C'est cet être parfait qui est accusé vingt ans plus tard d'avoir violé et tué une jeune fille de 16 ans. Inconcevable pour le narrateur , devenu journaliste, qui part enquêter au fin fond du Colorado, à Drysden pour prouver l'innocence d'Ethan. S'en suis une première partie, à énigme, classique mais avec une tonalité douce et étrange qui flotte au fil des pages.

Petit à petit se révèle une petite ville métaphore de l'Amérique profonde qui voue un culte à la virilité, à la norme, aux apparences, qui hait les déviants, les différents, au point de légitimer la violence. Petit à petit, se révèle le passé du narrateur, un passé qui remonte, empreint de souffrances et douleurs, et qui forcément biaise la recherche de vérité.

A mi-chemin, Fabrice Humbert fait basculer l'enquête vers une quasi dystopie ultra réaliste. le récit se complexifie, frise par moment l'hermétisme car il devient de plus en plus en exigeant qui sollicite l'intelligence du lecteur et sa capacité à réfléchir de façon large sur notre société. Et si Ethan et sa victime supposée n'étaient que des personnages ? Et si nous nous nous étions changés tous en personnages ? Des personnages de fiction à l'ère de la dématérialisation accélérée derrière nos écrans.

L'auteur s'interroge sur la vérité, sur l'identité à notre époque pourrie par les fake news et l'omniprésence des réseaux sociaux. Pas un hasard si le roman s'ouvre sur les écrans géants de Times Square qui renvoient l'image du supposé criminel en fuite.

Ce changement de braquet du récit est passionnant, l'auteur développant sa thèse à coup de références intelligemment disséminées ( Hitchcock, Hewingway, Welles, Garcia Marquez )
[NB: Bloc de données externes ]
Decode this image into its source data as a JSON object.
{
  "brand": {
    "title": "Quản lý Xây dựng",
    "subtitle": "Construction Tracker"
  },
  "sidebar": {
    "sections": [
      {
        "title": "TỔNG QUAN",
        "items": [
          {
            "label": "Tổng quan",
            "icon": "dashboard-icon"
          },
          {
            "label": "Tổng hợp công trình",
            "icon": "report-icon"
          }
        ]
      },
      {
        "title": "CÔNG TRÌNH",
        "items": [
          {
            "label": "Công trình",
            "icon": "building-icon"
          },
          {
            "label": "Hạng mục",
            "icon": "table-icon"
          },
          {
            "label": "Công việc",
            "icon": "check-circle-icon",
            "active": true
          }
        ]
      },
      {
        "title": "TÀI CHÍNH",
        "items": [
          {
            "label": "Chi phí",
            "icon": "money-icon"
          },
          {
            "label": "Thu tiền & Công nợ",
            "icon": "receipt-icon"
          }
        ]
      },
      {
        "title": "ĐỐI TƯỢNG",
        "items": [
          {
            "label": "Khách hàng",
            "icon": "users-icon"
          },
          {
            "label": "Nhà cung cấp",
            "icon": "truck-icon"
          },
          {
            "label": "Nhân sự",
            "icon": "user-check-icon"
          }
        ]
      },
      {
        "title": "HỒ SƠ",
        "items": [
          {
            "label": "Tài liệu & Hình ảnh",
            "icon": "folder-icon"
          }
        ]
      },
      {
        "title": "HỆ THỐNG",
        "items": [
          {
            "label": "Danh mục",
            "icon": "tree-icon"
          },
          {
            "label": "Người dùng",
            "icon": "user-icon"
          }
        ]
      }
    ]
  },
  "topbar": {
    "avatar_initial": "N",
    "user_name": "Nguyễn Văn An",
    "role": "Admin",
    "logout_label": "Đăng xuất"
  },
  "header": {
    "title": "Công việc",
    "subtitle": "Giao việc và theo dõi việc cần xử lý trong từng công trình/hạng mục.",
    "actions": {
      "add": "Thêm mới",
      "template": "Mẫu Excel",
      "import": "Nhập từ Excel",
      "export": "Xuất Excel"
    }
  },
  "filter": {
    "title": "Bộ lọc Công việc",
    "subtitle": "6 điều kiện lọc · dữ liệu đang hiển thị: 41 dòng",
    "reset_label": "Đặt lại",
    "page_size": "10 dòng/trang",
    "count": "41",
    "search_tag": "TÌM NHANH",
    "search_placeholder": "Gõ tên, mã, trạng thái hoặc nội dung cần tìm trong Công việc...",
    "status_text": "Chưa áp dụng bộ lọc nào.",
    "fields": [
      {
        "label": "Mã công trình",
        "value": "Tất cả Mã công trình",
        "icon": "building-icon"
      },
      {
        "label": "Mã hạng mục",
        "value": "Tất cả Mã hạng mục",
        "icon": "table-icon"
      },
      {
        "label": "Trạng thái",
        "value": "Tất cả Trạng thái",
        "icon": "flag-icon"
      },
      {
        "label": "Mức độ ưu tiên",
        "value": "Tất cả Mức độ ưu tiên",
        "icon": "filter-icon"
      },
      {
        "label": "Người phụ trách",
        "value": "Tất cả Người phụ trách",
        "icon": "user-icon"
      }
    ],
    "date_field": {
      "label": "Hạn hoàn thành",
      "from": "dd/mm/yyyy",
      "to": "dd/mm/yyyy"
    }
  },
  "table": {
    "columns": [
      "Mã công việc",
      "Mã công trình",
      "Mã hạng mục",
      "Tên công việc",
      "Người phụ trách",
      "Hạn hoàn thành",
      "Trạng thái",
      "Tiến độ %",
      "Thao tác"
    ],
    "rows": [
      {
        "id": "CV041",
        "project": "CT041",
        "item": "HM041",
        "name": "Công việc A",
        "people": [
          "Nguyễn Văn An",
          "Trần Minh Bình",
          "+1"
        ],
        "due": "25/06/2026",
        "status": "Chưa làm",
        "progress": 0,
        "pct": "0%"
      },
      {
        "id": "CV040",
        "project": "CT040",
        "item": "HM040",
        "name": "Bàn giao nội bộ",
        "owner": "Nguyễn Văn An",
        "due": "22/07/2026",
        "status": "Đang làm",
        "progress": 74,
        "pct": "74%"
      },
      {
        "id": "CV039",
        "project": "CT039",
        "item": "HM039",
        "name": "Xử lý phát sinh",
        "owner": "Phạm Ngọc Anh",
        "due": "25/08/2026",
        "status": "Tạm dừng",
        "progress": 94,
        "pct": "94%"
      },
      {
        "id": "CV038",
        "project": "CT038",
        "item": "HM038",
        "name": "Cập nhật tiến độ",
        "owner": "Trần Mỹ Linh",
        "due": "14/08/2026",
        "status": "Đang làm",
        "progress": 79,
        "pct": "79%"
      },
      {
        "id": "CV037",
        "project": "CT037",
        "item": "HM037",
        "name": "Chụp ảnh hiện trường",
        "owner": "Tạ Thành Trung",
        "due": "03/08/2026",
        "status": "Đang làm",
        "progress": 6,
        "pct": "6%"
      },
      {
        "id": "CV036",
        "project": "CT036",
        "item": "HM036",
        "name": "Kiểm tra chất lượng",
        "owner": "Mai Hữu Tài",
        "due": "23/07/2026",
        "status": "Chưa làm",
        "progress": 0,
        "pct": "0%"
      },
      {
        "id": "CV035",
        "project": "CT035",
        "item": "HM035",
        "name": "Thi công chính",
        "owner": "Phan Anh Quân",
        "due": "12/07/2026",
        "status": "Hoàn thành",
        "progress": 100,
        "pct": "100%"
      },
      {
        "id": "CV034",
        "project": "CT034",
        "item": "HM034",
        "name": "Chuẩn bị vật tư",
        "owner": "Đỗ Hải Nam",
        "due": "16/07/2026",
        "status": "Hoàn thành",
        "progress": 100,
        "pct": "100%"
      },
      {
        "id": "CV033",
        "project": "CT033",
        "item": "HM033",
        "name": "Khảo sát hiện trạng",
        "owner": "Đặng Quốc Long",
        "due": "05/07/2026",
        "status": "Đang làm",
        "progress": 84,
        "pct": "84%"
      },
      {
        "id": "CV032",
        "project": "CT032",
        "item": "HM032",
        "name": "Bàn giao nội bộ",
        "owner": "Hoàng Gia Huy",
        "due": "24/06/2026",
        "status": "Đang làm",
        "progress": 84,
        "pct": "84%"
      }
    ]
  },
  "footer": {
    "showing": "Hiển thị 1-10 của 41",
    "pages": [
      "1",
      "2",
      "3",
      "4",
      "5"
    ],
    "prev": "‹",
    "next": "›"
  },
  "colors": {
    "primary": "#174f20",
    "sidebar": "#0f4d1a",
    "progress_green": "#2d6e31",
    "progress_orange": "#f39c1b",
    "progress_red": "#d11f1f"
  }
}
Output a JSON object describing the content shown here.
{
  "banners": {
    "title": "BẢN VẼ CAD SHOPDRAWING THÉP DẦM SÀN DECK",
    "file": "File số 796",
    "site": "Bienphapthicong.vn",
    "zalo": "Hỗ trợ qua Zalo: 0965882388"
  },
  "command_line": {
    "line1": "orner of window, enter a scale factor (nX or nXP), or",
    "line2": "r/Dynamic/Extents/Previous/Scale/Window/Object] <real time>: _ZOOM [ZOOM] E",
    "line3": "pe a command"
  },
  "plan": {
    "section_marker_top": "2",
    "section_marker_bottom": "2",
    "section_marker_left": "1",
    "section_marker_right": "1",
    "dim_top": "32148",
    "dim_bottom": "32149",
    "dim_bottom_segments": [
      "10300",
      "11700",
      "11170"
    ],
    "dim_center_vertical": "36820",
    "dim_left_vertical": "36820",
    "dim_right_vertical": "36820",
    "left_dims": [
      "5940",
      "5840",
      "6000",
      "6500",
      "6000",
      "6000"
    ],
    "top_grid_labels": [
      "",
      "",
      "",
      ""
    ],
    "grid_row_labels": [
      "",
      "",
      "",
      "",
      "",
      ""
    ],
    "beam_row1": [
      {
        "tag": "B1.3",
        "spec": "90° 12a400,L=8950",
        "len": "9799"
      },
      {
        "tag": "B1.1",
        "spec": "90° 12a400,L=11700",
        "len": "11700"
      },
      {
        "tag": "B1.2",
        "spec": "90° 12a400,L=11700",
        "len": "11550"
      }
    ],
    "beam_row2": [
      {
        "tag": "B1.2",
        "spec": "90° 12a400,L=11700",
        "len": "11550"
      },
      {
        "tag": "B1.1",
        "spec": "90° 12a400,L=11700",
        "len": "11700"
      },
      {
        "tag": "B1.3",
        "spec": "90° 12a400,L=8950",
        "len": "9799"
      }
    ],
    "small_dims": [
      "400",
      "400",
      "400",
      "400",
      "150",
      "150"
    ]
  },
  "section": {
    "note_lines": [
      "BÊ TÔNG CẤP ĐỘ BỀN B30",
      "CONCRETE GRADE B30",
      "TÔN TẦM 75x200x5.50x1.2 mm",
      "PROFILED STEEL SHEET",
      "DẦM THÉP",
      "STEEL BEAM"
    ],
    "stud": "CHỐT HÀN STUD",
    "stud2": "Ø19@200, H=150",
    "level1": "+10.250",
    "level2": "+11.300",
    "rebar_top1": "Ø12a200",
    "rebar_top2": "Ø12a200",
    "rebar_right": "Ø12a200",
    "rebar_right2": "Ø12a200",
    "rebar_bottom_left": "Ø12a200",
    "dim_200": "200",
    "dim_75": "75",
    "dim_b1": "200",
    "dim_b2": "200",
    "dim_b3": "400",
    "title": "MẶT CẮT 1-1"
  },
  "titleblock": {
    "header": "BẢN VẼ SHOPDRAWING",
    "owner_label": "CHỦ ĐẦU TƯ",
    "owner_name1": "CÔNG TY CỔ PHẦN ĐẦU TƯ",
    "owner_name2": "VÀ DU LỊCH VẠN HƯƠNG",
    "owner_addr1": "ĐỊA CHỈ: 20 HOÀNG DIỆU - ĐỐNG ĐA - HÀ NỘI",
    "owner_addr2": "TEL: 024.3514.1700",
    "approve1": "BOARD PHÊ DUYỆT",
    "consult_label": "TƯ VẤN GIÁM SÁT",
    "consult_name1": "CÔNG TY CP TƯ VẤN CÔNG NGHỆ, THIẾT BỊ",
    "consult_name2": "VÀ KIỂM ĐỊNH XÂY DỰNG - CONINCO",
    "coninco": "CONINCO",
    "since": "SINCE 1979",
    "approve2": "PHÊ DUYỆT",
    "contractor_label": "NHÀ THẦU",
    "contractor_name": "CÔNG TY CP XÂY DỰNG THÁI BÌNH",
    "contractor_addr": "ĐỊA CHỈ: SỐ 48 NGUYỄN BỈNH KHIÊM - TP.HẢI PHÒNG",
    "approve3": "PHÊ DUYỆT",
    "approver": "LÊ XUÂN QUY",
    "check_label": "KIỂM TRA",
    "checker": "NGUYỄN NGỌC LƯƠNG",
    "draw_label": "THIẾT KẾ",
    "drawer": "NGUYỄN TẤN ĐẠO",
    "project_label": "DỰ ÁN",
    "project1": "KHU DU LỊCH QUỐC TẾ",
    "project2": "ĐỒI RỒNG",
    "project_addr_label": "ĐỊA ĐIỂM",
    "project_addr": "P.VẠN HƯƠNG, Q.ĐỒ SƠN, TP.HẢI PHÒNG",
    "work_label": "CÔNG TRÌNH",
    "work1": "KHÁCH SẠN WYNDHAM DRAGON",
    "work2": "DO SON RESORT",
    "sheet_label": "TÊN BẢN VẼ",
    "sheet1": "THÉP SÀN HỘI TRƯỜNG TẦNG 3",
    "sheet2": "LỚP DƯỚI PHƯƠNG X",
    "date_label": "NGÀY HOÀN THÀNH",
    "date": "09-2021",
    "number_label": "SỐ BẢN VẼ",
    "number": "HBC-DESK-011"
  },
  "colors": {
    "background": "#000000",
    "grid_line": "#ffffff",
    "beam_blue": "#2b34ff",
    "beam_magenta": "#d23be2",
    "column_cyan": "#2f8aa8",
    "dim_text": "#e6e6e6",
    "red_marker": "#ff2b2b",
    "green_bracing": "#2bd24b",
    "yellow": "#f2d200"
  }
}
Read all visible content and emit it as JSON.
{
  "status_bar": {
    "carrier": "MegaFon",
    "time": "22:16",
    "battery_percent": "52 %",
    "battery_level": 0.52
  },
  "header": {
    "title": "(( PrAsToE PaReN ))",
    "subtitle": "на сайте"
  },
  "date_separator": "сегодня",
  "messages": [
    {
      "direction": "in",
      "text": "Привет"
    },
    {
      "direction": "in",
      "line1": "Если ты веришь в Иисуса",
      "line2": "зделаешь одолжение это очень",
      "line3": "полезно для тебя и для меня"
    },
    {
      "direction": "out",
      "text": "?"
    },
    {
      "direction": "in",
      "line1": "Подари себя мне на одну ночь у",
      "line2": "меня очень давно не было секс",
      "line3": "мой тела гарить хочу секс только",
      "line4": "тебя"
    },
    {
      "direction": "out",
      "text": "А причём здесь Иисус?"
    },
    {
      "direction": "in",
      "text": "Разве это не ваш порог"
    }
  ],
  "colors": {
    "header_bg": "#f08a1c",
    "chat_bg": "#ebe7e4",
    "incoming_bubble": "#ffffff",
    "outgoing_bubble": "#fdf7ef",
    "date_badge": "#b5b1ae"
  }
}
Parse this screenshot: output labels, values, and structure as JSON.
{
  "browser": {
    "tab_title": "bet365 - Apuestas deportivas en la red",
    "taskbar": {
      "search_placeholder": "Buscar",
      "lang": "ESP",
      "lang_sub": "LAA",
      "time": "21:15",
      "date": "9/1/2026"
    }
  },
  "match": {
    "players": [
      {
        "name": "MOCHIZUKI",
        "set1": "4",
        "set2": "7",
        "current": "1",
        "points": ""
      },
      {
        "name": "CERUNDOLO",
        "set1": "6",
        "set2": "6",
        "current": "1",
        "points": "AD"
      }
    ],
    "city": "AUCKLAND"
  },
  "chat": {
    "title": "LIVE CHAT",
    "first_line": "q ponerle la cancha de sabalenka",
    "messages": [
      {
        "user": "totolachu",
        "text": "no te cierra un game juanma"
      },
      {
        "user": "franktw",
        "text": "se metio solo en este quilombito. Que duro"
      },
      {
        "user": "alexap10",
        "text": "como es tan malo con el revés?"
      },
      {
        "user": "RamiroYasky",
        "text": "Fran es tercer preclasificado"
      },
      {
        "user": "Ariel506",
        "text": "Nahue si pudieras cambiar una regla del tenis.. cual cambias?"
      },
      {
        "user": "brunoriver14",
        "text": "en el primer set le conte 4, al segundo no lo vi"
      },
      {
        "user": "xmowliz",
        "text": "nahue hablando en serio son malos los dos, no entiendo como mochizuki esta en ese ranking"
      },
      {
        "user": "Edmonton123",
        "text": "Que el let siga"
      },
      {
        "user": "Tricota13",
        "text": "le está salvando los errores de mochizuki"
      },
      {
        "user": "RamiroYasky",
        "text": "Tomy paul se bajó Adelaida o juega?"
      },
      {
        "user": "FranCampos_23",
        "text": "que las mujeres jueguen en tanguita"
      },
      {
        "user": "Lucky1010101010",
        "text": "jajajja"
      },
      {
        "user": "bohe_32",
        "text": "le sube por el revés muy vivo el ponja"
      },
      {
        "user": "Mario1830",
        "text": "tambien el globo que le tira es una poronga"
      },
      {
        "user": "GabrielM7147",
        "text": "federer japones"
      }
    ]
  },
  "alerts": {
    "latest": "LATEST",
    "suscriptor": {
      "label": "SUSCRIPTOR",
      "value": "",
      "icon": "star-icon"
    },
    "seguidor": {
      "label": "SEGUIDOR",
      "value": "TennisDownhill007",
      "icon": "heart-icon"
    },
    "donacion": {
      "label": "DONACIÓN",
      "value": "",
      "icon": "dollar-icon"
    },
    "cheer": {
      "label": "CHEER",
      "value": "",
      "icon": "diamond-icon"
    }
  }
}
C'est aussi très déstabilisant aussi car on perd le fil de l'enquête avec une mise en abyme qui en devient vertigineuse, avec des décalages de plus en plus décalés. Les bots qui envoient des messages, les fermes de clics, les logiciels de retouche indétectables ... et si la jeune fille américaine assassinée n'existait même pas ? Est-on coupable de quelque chose qui ne s'est pas passé ? Le dénouement, abrupt, m'a laissé, tout de même, un goût d'inachevé. J'avais sans doute envie, très scolairement, de mieux comprendre. Je n'ai pas tout compris. Il faudra que je m'y plonge à nouveau. Le matériau littéraire est riche et le mérite/

J'ai donc refermé le livre avec beaucoup plus de questionnements que de réponses, et je pense que c'était le but de l'auteur que de nous livrer ainsi un roman exigeant, éminemment contemporain, prenant sans cesse le lecteur à contrepied, incapable de démêler le vrai du faux jusqu'à la paranoïa. le titre prend tout son sens dans cette réflexion pertinente sur l'illusion de nos vies.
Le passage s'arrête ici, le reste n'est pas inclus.